またこの後につづく「法報応の三身常住」という事でも、同じく経典や御書を一切引用する事なく、生命は過去から現在、そして未来へと常住するという事をただただ述べています。
これついては戸田会長の限界というよりも、日蓮の教説の限界によるものではないかと、私は思います。
日蓮の御書の中には仏教でいう「四有(衆生の輪廻転生する過程)」のうちで、「本有」について様々な事が論じられています。しかし「死有」と「中有」については、ほとんど語られている箇所はありません。これは恐らく日蓮の一生の化導というのは「本有(いま生きている過程)」に重点を置いていた事であり、「死有~中有~生有」という過程については、従来の仏教で説かれている事を踏襲して考えていた程度の事だったと思うのです。
ちなみに日蓮正宗では賢樹院日寛師の「臨終用心抄」というのがありますが、これは日寛師の著作では無いと言われていますし、その中身も身延の学僧や禅宗の学僧の論を多用していますが、日蓮正宗としての教学的な論及はなされていません。こういう事から考えてみても、日蓮教学の中には「死有~中有」という事への論究は、あまり為されていなかった事が解ります。

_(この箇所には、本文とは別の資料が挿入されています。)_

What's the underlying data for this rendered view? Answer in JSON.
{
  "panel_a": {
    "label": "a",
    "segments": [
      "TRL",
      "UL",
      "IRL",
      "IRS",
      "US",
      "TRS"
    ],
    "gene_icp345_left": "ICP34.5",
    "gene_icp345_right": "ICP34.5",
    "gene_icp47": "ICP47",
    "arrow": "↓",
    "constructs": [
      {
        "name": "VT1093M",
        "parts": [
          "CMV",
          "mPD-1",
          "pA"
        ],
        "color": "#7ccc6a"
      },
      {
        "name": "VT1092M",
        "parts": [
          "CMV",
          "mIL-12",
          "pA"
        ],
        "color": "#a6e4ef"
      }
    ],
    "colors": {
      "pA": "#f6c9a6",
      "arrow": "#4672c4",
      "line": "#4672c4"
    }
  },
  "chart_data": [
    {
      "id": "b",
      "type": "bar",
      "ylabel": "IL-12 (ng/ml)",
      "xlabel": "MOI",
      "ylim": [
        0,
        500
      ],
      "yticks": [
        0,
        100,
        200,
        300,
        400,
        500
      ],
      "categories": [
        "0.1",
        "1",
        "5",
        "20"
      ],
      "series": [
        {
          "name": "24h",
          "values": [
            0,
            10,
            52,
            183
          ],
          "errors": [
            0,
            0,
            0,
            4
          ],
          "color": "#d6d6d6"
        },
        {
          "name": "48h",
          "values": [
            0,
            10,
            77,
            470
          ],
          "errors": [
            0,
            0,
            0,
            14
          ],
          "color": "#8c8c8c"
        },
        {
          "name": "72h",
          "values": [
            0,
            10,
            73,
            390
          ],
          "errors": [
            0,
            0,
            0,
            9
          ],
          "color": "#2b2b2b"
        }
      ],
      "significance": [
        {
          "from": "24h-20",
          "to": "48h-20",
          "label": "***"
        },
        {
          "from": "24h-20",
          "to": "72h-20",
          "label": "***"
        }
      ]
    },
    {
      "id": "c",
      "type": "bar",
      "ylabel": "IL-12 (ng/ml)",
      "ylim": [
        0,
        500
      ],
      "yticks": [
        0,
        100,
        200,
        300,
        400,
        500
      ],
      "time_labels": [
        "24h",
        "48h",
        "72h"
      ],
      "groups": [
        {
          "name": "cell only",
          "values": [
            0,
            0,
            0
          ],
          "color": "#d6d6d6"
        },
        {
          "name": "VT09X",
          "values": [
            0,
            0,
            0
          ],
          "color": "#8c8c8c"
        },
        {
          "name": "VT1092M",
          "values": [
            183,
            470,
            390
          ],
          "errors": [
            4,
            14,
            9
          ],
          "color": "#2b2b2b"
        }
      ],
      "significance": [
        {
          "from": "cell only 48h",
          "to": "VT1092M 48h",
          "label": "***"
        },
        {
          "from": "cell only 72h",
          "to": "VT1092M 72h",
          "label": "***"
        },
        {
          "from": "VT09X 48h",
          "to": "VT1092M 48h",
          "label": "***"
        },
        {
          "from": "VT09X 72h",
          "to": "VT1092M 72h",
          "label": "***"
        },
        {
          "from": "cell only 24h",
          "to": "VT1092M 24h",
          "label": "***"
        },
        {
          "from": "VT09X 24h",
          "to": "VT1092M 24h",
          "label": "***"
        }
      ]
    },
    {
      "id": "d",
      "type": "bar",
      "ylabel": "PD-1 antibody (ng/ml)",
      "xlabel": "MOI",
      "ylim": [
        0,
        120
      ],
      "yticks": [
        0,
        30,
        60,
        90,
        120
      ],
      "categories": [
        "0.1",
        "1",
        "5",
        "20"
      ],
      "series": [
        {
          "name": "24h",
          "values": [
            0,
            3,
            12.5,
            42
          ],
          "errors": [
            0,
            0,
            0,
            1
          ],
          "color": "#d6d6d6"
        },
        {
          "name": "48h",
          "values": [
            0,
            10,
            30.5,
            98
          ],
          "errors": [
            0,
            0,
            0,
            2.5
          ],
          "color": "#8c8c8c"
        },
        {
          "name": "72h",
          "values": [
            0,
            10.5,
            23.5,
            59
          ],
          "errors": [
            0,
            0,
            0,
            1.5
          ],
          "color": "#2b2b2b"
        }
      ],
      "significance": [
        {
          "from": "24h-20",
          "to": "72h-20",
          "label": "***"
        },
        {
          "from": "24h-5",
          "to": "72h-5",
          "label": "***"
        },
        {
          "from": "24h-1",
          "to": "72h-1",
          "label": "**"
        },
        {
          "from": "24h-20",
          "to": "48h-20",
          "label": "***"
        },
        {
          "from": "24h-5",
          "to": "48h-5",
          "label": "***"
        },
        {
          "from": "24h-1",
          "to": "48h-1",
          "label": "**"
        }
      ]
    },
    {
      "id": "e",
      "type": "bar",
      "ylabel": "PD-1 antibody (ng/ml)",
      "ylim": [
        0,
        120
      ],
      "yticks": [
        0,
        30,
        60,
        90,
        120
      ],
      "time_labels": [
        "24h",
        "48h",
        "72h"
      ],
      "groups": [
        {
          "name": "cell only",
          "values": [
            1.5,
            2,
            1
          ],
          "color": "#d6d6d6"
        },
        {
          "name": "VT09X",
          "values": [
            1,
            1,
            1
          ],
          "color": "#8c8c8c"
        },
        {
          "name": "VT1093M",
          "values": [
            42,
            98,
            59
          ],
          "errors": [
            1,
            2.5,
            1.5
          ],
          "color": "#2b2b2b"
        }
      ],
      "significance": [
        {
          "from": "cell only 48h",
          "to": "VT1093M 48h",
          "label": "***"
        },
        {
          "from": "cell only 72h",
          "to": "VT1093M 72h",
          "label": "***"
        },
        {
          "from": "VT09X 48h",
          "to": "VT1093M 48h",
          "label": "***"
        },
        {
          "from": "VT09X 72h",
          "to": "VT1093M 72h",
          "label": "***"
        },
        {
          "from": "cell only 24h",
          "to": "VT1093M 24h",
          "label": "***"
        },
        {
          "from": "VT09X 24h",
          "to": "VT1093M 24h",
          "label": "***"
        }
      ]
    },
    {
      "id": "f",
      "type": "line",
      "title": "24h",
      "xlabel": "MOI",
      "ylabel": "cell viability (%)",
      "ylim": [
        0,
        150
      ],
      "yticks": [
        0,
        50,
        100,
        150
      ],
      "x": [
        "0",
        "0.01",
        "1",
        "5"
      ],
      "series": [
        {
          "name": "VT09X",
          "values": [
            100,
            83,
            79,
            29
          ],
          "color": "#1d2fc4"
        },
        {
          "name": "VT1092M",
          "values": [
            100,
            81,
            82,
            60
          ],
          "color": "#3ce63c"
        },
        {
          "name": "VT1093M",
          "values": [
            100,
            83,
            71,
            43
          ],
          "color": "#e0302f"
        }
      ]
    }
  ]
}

しかし、だからと言って日蓮が「死有~中有」を軽視していたという事ではなく、死有も中有も、本有の生き方で決定されるものだと考えていたのでしょう。
「わづかの小島のぬしらがをどさんををぢては閻魔王のせめをばいかんがすべき」
(種種御振舞御書)
そして戸田会長は結論として以下の様に述べています。
「生命が過去の傾向をおびて世に出現したとすれば、その傾向に対応して宇宙より物質を集めて肉体を形成する。ゆえに過去世の連続とみなす以外にないのである。このように、現在生存するわれらは死という条件によって大宇宙の生命へと溶け込み、空の状態において業を感じつつ変化して、なんらかの機縁によって、また生命体として発現する。このように、死しては生まれ生まれては死に、永遠に連続するのが生命の本質である。」
つまり生命の本質とは、過去から未来に渡り、娑婆世界の業因業果によって輪廻転生を繰り返すものであると言うのが、戸田会長が「生命の本質」としての結論という事なのかと思います。
しかしこれでは、基本的には釈尊在世の婆羅門の教えと何ら変わる事が無いように思いますが、その点はどうなのでしょうか。この戸田会長の論文では「宇宙」や「大宇宙」という言葉を多用していますが、その思考が近年において創価学会の活動家が語る「宇宙即我」「我則宇宙」という様な、こちらも婆羅門の「梵我一如」の様な言葉に聞こえてしまうのですが、そういう思考の源泉になってしまったのかもしれません。
大乗仏教では、こういった業因業果による三世の生命観を否定していると私は思います。「久遠実成の釈尊」という教理は、それを的確に表しているものと私は考えています。人生において様々な苦悩があったとしても、その人の心の本質に「久遠実成の釈尊」が存在するのであれば、そういった苦悩も実は「願兼於業」という事で、ある意味、その人自身が願って持ち生まれてきた業であるという考え方も出来るのです。
これは飽くまでも私自身が法華経の内容を拝読する中で、理解した事なのですが、戸田会長の「生命の本質論」では、そういった内容とは異なる事が書かれています。しかしこれでは「仏とは生命なんだ」という、当初、戸田会長が主張していた事と相反する様に思えてしまうのは、果たして私だけなのでしょうか。
「仏とは生命だ。しかしその生命は業因業果の中で輪廻転生する」
そういう事に聞こえてしまいます。
何のために私達は生まれて来て、そこにどの様な意義を持つのか。その上に立って仏教の四有のそれぞれにどの様な動きや働きをするのか、そしてその本質は、とういう様な大事な事について、どうも歯抜け的な感想を私はこの戸田会長の論文に対して持ってしまうのです。